YES, it has been mainstreamed as "emo" and therefore it really doesn't have some of the seriousness that it should. It can be a cry for help, but it most likely to the victim can be a physical marker of the emotional pain that they feel inside.
Maybe that explains a little better the why.
And back to the book. The ending is amazing and even though I didn't want to leave the characters because I loved them and wished for more time with them, every thing was wrapped up well. It gave that perfect balance of realistic, giving hope and healing as well as giving me a taste of what their truly happily ever after could be. I wouldn't want them to completely have it in a powerful, deep and emotional story like this, because that would be glossing over their problems instead of seeking true help and healing.
This kinda describes their ending, their friendship, their trust, their relationship.
I know we’re still broken. Both of us. But Bodee’s got the glue to make us whole. He is love.
- ARC, Faking Normal
Bottom Line: Powerful, emotional, and I related with Alexi and loved everything about Bodee.
Over the summer things abruptly changed for Alexi. Now, in order to keep her secret quiet, she must act normal. Act like everything is okay. But it's not okay. She seeks comfort in scratching her neck to try and dull the pain she's dealing with. She retreats to her safe haven, her closet whenever she can
Her friends Heather and Liz have no idea what's going on and Alexi knows she can't tell them. It would ruin everything for them as well. Alexi believes that she can keep this secret because she doesn't want her friends and family to have their worlds turned upside down as well.
Then comes Bodee Lennox. He was an unexpected surprise. He had his own demons to deal with and yet he was willing to help Alexi with hers.Slowly but surely Alexi begins to open up to him in a way that she hasn't been able to open up to anyone since the summer.
In so many YA books, authors put certain topics as taboo topics. Yet Courtney does not. These teenagers talk about sex openly and not in a disgusting way. There's no pressure to be in love before you have sex so it doesn't get all preachy, which I am extremely thankful for.

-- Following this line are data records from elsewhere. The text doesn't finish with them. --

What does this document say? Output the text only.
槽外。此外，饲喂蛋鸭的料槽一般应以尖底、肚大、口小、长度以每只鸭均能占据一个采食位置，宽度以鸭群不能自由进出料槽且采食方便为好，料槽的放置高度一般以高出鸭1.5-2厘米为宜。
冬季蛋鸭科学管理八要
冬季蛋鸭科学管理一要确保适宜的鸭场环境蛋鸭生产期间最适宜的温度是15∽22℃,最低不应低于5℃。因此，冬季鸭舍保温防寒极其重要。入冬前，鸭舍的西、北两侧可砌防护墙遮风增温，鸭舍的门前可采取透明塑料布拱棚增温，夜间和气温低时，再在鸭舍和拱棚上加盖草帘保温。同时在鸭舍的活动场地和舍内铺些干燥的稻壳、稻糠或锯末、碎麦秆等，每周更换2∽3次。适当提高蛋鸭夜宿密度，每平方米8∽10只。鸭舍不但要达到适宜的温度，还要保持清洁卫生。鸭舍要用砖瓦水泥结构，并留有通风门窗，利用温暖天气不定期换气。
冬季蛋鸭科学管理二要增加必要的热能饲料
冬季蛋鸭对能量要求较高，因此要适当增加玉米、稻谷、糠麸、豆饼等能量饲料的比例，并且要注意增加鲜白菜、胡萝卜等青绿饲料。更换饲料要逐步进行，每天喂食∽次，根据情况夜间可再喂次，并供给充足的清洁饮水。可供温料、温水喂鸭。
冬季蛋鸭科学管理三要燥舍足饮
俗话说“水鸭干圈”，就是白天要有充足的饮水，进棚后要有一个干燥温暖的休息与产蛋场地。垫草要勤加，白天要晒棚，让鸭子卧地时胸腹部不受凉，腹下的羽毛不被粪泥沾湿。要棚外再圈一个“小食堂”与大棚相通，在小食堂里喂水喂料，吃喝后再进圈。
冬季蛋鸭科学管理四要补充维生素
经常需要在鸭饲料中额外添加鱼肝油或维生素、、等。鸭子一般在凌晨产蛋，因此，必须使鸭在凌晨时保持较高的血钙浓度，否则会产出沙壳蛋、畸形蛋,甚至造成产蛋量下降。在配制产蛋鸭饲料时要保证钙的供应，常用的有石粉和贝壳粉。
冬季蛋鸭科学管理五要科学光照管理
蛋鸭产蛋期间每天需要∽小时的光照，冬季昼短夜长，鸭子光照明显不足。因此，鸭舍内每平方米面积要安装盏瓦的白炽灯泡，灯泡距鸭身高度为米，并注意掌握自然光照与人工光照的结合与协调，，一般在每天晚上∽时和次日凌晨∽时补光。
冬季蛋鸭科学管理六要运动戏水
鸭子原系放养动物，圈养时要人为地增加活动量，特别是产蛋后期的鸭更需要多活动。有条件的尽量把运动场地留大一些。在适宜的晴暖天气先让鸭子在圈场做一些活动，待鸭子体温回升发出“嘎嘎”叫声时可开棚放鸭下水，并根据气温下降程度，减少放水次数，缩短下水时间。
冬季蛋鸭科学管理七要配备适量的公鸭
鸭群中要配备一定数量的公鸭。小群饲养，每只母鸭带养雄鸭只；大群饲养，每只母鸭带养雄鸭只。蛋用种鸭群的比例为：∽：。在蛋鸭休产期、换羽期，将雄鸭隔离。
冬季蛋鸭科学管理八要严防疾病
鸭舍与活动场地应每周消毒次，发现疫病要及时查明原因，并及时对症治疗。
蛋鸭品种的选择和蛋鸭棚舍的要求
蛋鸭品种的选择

Before Alexi realizes it, she's grown stronger emotionally and she's ready to tell the world what happened. Even if it ruins the lives of her family and friends. She knows now that she has to do it. Bodee is the reason behind it. He encourages her to come forward with what she knows. He knows she doesn't want to but he also knows that she needs to tell everyone so she can begin the healing process.
As much as this story was about Alexi and her journey to begin the healing process, this story was also about Bodee and how he was going to be his mom's voice unlike before. Bodee was the standout character in this book. I loved him. Like a lot. He was amazing and the way he cared about Alexi was sweet without being cheesy.
I absolutely didn't like her older sister Kayla. She seemed very immature for being 8 years older than Alexi. Yet at the end of this book, she turned into the sister that Alexi desperately deserved which of course made me really happy.
Before I forget, I need to gush about the writing for a bit. How absolutely gorgeous it was. It reminded me a lot of Katja Millay's writing but Courtney still maintained her own voice in her writing. So it was beautiful, reminiscent of Katja Millay's writing but it was still unique which I really loved.
This book had all the feels and the amazing characters in it. It was an indescribable book. I am sure I'll have a hangover from this book for awhile. It was that amazing and sob inducing. So sob inducing in fact that I ran out of kleenex and had to sob in my sweatshirt sleeve. Five stars to this amazing contemporary debut.